The men argued the case should be dismissed, having become tainted after Paul Robson, an ex-Rabobank trader turned cooperating witness, reviewed 2013 testimony that Allen and Conti were compelled to give to a UK regulator, the Financial Conduct Authority, in a related probe.

Allen and Conti said Robson's review of their testimony may have influenced any information he provided U.S. authorities or at trial, causing their statements to be used against them in violation of the U.S. Constitution.

But Rakoff said prosecutors had a "more than sufficient independent basis" to bring charges and had demonstrated the evidence Robson presented to jurors "had sources wholly independent from the defendants' compelled testimony."

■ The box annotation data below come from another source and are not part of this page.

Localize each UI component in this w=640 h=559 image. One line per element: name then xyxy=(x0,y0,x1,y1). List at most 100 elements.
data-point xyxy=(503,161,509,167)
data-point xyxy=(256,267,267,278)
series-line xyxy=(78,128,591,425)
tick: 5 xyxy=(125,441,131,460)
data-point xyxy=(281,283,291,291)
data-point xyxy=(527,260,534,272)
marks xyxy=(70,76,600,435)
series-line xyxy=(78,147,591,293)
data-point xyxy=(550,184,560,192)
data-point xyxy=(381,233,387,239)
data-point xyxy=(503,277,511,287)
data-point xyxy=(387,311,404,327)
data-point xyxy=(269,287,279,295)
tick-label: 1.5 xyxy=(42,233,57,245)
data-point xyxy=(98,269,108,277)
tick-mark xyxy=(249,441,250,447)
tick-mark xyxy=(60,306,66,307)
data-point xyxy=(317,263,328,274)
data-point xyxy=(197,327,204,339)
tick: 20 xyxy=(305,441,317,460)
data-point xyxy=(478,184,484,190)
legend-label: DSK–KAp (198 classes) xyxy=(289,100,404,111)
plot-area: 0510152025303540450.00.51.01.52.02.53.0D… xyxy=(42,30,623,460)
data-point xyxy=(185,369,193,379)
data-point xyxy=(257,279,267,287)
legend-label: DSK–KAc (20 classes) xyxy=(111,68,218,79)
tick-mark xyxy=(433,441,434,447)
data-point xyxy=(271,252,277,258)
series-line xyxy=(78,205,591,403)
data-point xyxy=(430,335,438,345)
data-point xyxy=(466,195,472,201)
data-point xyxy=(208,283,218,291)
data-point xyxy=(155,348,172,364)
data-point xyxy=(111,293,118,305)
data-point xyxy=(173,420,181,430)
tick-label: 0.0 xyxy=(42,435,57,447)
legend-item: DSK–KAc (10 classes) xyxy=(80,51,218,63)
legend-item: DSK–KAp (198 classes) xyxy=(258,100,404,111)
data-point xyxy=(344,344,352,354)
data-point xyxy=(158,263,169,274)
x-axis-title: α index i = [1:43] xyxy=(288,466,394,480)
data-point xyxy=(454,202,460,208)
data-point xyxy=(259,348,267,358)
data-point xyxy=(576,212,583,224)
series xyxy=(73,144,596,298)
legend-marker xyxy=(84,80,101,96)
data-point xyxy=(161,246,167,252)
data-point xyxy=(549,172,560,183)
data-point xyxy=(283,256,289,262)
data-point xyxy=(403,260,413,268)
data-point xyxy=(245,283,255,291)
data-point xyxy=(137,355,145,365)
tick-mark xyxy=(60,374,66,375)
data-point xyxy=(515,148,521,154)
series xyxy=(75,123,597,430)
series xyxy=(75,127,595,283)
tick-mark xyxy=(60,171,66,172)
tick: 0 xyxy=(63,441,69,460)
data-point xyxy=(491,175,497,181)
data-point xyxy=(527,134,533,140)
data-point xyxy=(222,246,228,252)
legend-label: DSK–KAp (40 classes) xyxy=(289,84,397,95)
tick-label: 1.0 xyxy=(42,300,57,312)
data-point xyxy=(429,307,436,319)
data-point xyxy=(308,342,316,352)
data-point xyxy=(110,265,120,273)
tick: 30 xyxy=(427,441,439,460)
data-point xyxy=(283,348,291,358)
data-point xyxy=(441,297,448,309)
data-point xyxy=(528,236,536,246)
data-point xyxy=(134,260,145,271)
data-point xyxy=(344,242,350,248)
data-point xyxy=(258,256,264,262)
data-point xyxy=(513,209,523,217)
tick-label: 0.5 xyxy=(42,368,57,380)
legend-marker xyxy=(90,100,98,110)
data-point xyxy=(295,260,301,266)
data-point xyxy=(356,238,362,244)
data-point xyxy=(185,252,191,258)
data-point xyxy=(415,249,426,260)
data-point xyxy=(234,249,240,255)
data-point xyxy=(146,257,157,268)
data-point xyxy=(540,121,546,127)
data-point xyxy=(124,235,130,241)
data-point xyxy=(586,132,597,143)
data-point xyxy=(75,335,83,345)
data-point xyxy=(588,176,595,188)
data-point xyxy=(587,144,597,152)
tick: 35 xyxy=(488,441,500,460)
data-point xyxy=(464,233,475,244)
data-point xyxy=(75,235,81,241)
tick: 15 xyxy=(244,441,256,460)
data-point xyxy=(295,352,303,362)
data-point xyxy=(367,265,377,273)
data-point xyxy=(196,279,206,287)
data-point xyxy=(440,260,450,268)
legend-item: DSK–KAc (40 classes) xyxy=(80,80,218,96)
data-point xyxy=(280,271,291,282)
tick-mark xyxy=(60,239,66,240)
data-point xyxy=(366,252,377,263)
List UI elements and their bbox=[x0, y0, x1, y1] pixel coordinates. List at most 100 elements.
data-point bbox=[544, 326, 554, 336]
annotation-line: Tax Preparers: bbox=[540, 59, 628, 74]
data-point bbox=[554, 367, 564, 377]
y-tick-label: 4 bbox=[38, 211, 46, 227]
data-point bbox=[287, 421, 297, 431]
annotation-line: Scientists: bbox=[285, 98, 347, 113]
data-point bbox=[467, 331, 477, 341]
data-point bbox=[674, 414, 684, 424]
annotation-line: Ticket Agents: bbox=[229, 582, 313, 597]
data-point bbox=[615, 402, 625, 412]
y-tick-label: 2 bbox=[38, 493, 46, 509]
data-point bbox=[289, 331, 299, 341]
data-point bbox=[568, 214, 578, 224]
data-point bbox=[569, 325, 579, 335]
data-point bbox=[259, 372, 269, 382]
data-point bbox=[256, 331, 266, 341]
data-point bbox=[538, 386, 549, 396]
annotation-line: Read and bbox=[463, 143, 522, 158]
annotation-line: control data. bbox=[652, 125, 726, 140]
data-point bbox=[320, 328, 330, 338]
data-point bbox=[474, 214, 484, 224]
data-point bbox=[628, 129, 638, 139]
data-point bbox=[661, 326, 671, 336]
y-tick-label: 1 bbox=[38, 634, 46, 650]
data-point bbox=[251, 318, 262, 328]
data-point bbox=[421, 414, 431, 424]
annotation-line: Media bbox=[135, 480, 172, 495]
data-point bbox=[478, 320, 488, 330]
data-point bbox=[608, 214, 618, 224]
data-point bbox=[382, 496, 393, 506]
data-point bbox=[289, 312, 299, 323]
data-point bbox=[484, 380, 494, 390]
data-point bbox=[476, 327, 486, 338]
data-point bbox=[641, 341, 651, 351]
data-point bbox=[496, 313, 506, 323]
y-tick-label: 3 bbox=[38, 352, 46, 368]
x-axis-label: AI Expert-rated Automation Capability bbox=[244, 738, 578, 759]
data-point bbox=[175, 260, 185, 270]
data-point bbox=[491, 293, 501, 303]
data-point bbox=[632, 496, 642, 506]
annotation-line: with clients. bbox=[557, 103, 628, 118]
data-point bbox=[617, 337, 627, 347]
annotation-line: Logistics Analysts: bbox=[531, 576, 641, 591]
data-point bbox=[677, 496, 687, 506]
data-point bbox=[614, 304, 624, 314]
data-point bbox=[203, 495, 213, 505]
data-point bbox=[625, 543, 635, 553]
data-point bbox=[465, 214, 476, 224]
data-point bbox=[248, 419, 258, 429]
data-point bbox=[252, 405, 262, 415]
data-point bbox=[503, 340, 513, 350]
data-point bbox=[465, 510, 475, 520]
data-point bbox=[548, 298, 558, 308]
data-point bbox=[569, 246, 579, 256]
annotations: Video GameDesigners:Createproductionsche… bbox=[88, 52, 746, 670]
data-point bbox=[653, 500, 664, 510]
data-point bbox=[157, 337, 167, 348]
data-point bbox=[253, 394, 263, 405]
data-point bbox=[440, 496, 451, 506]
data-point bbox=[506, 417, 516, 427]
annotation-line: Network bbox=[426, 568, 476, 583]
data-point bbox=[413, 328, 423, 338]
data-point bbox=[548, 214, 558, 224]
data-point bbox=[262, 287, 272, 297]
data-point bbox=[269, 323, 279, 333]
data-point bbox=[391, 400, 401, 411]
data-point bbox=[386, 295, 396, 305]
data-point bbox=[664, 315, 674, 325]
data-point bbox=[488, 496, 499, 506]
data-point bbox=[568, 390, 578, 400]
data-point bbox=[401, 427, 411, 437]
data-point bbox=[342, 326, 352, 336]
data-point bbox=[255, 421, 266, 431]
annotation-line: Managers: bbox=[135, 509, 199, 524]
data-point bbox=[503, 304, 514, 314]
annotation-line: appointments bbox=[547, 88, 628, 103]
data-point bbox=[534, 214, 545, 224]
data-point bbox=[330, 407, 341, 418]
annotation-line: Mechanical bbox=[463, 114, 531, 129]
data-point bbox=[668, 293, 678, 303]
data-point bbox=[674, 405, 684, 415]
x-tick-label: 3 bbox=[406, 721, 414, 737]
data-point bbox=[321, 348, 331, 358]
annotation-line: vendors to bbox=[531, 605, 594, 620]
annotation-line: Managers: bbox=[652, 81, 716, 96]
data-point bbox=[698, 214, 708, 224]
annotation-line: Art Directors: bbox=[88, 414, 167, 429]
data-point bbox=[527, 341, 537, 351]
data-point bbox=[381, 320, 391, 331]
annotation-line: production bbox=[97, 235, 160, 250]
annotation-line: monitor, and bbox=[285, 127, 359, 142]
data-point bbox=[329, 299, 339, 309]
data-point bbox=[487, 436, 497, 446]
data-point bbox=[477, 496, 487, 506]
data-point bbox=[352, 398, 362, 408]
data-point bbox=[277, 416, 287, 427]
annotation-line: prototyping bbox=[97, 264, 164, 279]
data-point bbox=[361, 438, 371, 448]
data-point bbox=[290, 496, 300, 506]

Tor Ekeland, Conti's lawyer, said he was disappointed and would appeal. Allen's lawyer did not immediately respond to a request for comment.

Libor, or the London interbank offered rate, is a short-term rate financial institutions charge each other for loans that is calculated based on submissions by a panel of banks.

Hundreds of trillions of dollars in short-term interest rates, swaps and other financial products are pegged to Libor.

Allen and Conti were indicted in October 2014, a year after Rabobank reached a $1 billion deal to resolve related U.S. and European probes.

Their trial followed a London trial involving yen Libor manipulation that led to the conviction of Tom Hayes, a former UBS AG (NYSEArca: FBGX - news) and Citigroup Inc (NYSE: C - news) trader. His prison sentence was cut in December to 11 years.

Six former brokers were acquitted last month of conspiring with Hayes to manipulate interest rates in London's second Libor trial.